Nas situações mais adversas, o corporativismo se revela de forma contundente.
Enquanto 12 milhões de trabalhadores da iniciativa privada tiveram seus empregos perdidos ou seus salários reduzidos ou suspensos, em função da pandemia, o Supremo Tribunal Federal blinda os ordenados do funcionalismo público, categoria da qual os magistrados fazem parte com a maior remuneração do teto constitucional.
Na semana passada, por maioria de 7 votos, o STF proibiu a redução dos salários de servidores de estados e municípios endividados.
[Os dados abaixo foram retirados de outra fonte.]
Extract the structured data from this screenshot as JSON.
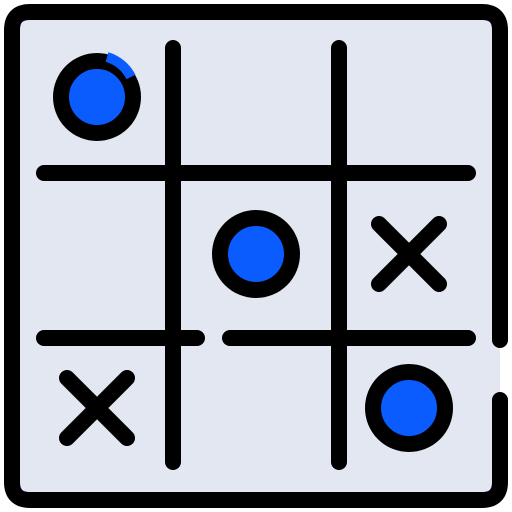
{
  "icon": {
    "name": "tic-tac-toe-icon",
    "colors": {
      "board_fill": "#e2e7f2",
      "outline": "#000000",
      "o_fill": "#0a5cff"
    },
    "cells": [
      [
        "O",
        "",
        ""
      ],
      [
        "",
        "O",
        "X"
      ],
      [
        "X",
        "",
        "O"
      ]
    ]
  }
}
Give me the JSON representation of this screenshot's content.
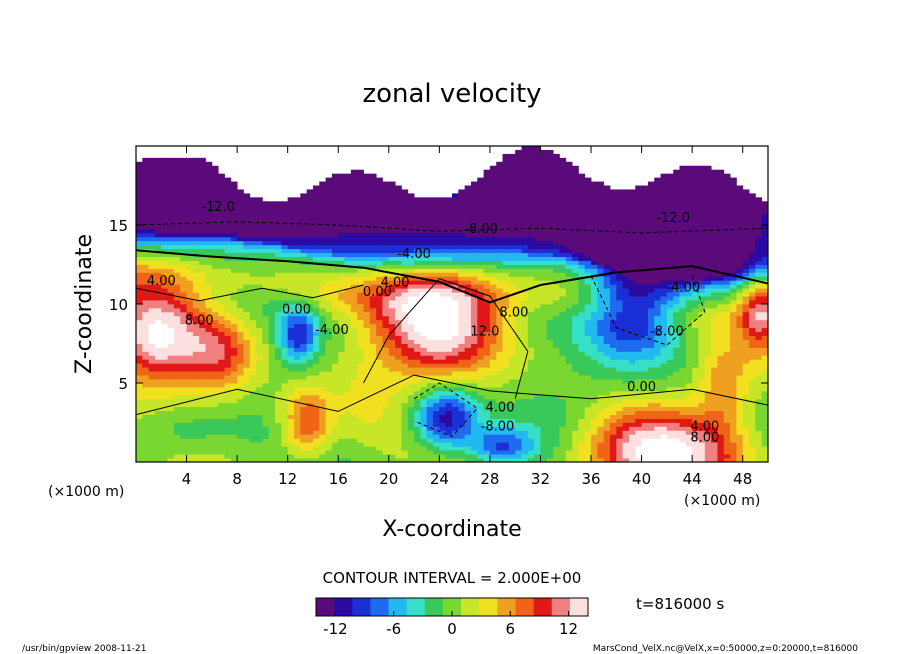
{
  "chart_data": {
    "type": "heatmap",
    "title": "zonal velocity",
    "xlabel": "X-coordinate",
    "ylabel": "Z-coordinate",
    "x_unit": "(×1000 m)",
    "y_unit": "(×1000 m)",
    "xlim": [
      0,
      50
    ],
    "ylim": [
      0,
      20
    ],
    "x_ticks": [
      4,
      8,
      12,
      16,
      20,
      24,
      28,
      32,
      36,
      40,
      44,
      48
    ],
    "y_ticks": [
      5,
      10,
      15
    ],
    "contour_interval_text": "CONTOUR INTERVAL = 2.000E+00",
    "time_text": "t=816000 s",
    "colorbar": {
      "range": [
        -14,
        14
      ],
      "ticks": [
        -12,
        -6,
        0,
        6,
        12
      ],
      "colors": [
        "#5b0a7a",
        "#2a0aa0",
        "#1a2fd6",
        "#1f6bf0",
        "#22b8f0",
        "#36e0c8",
        "#38c95a",
        "#7ad630",
        "#c8e628",
        "#f0e020",
        "#f0a020",
        "#f06418",
        "#e01818",
        "#f08080",
        "#fce0e0"
      ]
    },
    "contour_labels": [
      {
        "text": "-12.0",
        "x": 6.5,
        "z": 15.9
      },
      {
        "text": "-8.00",
        "x": 27.3,
        "z": 14.5
      },
      {
        "text": "-12.0",
        "x": 42.5,
        "z": 15.2
      },
      {
        "text": "-4.00",
        "x": 22.0,
        "z": 12.9
      },
      {
        "text": "4.00",
        "x": 2.0,
        "z": 11.2
      },
      {
        "text": "8.00",
        "x": 5.0,
        "z": 8.7
      },
      {
        "text": "0.00",
        "x": 12.7,
        "z": 9.4
      },
      {
        "text": "-4.00",
        "x": 15.5,
        "z": 8.1
      },
      {
        "text": "0.00",
        "x": 19.1,
        "z": 10.5
      },
      {
        "text": "4.00",
        "x": 20.5,
        "z": 11.1
      },
      {
        "text": "12.0",
        "x": 27.6,
        "z": 8.0
      },
      {
        "text": "8.00",
        "x": 29.9,
        "z": 9.2
      },
      {
        "text": "-4.00",
        "x": 43.3,
        "z": 10.8
      },
      {
        "text": "-8.00",
        "x": 42.0,
        "z": 8.0
      },
      {
        "text": "0.00",
        "x": 40.0,
        "z": 4.5
      },
      {
        "text": "4.00",
        "x": 28.8,
        "z": 3.2
      },
      {
        "text": "-8.00",
        "x": 28.6,
        "z": 2.0
      },
      {
        "text": "4.00",
        "x": 45.0,
        "z": 2.0
      },
      {
        "text": "8.00",
        "x": 45.0,
        "z": 1.3
      }
    ],
    "blobs": [
      {
        "x": 24.0,
        "z": 8.8,
        "sx": 5.0,
        "sz": 3.5,
        "v": 15
      },
      {
        "x": 41.5,
        "z": 0.5,
        "sx": 6.0,
        "sz": 2.8,
        "v": 15
      },
      {
        "x": 1.5,
        "z": 8.0,
        "sx": 3.5,
        "sz": 3.0,
        "v": 14
      },
      {
        "x": 6.5,
        "z": 6.8,
        "sx": 3.0,
        "sz": 2.5,
        "v": 9
      },
      {
        "x": 13.5,
        "z": 2.5,
        "sx": 2.0,
        "sz": 2.2,
        "v": 9
      },
      {
        "x": 49.5,
        "z": 9.5,
        "sx": 1.8,
        "sz": 3.0,
        "v": 11
      },
      {
        "x": 39.5,
        "z": 10.0,
        "sx": 4.0,
        "sz": 3.5,
        "v": -14
      },
      {
        "x": 24.5,
        "z": 2.8,
        "sx": 2.5,
        "sz": 2.0,
        "v": -12
      },
      {
        "x": 29.0,
        "z": 1.0,
        "sx": 2.5,
        "sz": 1.2,
        "v": -8
      },
      {
        "x": 12.8,
        "z": 8.0,
        "sx": 1.6,
        "sz": 1.8,
        "v": -9
      },
      {
        "x": 3.5,
        "z": 2.0,
        "sx": 4.0,
        "sz": 1.5,
        "v": -3
      },
      {
        "x": 34.0,
        "z": 3.0,
        "sx": 3.5,
        "sz": 2.0,
        "v": -2
      },
      {
        "x": 18.0,
        "z": 4.0,
        "sx": 2.5,
        "sz": 3.0,
        "v": 2
      },
      {
        "x": 46.5,
        "z": 5.0,
        "sx": 2.0,
        "sz": 3.0,
        "v": 6
      }
    ]
  },
  "footer": {
    "left": "/usr/bin/gpview   2008-11-21",
    "right": "MarsCond_VelX.nc@VelX,x=0:50000,z=0:20000,t=816000"
  }
}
A decisão foi tomada quando a corte concluiu a análise de ações que questionavam a redução salarial temporária, prevista pelo artigo 23 da Lei de Responsabilidade Fiscal, conforme os parágrafos abaixo:
“§ 1o No caso do inciso I do § 3º do art. 169 da Constituição, o objetivo poderá ser alcançado tanto pela extinção de cargos e funções quanto pela redução dos valores a eles atribuídos. (Vide ADIN 2.238-5) ”
“§ 2o É facultada a redução temporária da jornada de trabalho com adequação dos vencimentos à nova carga horária. (Vide ADIN 2.238-5) ”
Apesar de constar na lei a permissão para diminuição dos rendimentos, ela está suspensa desde 2002 pelo próprio Supremo, com o argumento de que a legislação fere o princípio constitucional de irredutibilidade.
Somente no ano passado, 12 estados descumpriram o limite de gastos da Lei de Responsabilidade Fiscal com pessoal, problema este sem solução aparente. Este ano, em plena pandemia, boa parte deles já estão quebrados e o déficit com a União sobe em níveis alarmantes. Apesar disso, a suprema corte desautorizou a redução da folha de pagamento, não tomou providências quanto aos excessos de admissão de pessoal e invalidou a plausível tentativa de reequilibrar as finanças e ajustar as contas públicas.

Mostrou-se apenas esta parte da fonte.